Friends said earlier this week that Brady frequently stayed at hotels because of his work. A.J. Williams, the general manager at Omni, confirmed that Brady had stayed at the hotel several times.
So nothing seemed out of the ordinary until the following day, when Brady never made it to the Thorndale home he shared with his wife, Suzanne, and their 9-year-old daughter.
Shortly before 10:20 a.m., a small fire broke out in Brady's eighth-floor hotel room. Firefighters extinguished the blaze in a matter of minutes, then made the grim discovery.
Brady had suffered "obvious" head and body injuries, and an autopsy later determined that he had been strangled, said Homicide Capt. James Clark.
"Someone obviously set fire to the room to cover his tracks," Clark said.
Detectives used the hotel's security-surveillance system to help identify Peaches; cameras caught her entering the hotel overnight, Clark said.
Authorities say Brady let the prostitute into his room, but investigators are unsure what happened immediately afterward.
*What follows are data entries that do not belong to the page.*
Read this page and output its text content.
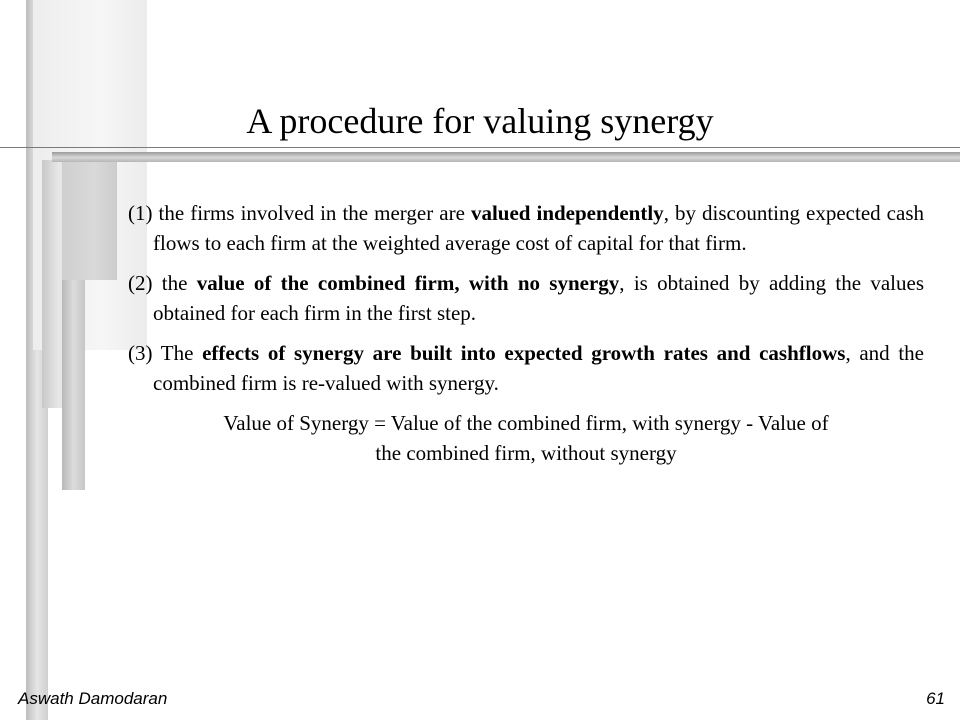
A procedure for valuing synergy

(1) the firms involved in the merger are valued independently, by discounting expected cash flows to each firm at the weighted average cost of capital for that firm.

(2) the value of the combined firm, with no synergy, is obtained by adding the values obtained for each firm in the first step.

(3) The effects of synergy are built into expected growth rates and cashflows, and the combined firm is re-valued with synergy.

Value of Synergy = Value of the combined firm, with synergy - Value of

the combined firm, without synergy

Aswath Damodaran	61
"We know there was an extremely physical altercation [in which Brady was] beaten, strangled and robbed," Clark said.
At least one guest heard the struggle, Clark said; it's unclear whether that guest reported it to anyone.
Williams said that several hotel staffers encountered Peaches in the hotel that night, and were left shaken and upset by the incident, as were some guests.
"We had to assure guests that this was the result of an encounter that was arranged by two individuals, and not some random act," Williams said.
When police arrested Peaches on Tuesday night in Center City, it didn't take long for cops to realize that they probably had the right person: She was carrying Brady's cell phone, identification and credit cards, Clark said. Detectives later determined the suspect had used Brady's credit cards to make several purchases, Clark added.
Though just 22, Peaches has been arrested 36 times in the past five years in Philadelphia, mostly for loitering and obstructing the highway - charges typically associated with prostitution, according to criminal records.
Prosecuting prostitutes - even those involved in violent encounters - often proves to be difficult, noted Temple University criminologist Jerry Ratcliffe.
"People who are victimized don't report anything to police because of shame and fear - fear of arrest, and fear that their activities will become known to friends and family," he said.
The reasons a person with a milelong criminal record like Peaches' was able to remain free on the streets mean little now to those grieving over Brady's death.
There are other things to focus on, like his burial tomorrow at the Holy Sepulchre Cemetery in Cheltenham, across the street from the city line.
Beyond that, there is only pain and questions, endless questions.
"I'll always love Pat Brady. I'll miss him for the rest of my life," said Geary, his old friend.
"Whatever he was into, I'm certainly not going to sit here and judge any of that.
"Whatever the circumstances surrounding his death, it shouldn't tarnish the rest of his life. It shouldn't tarnish his family and the good he did."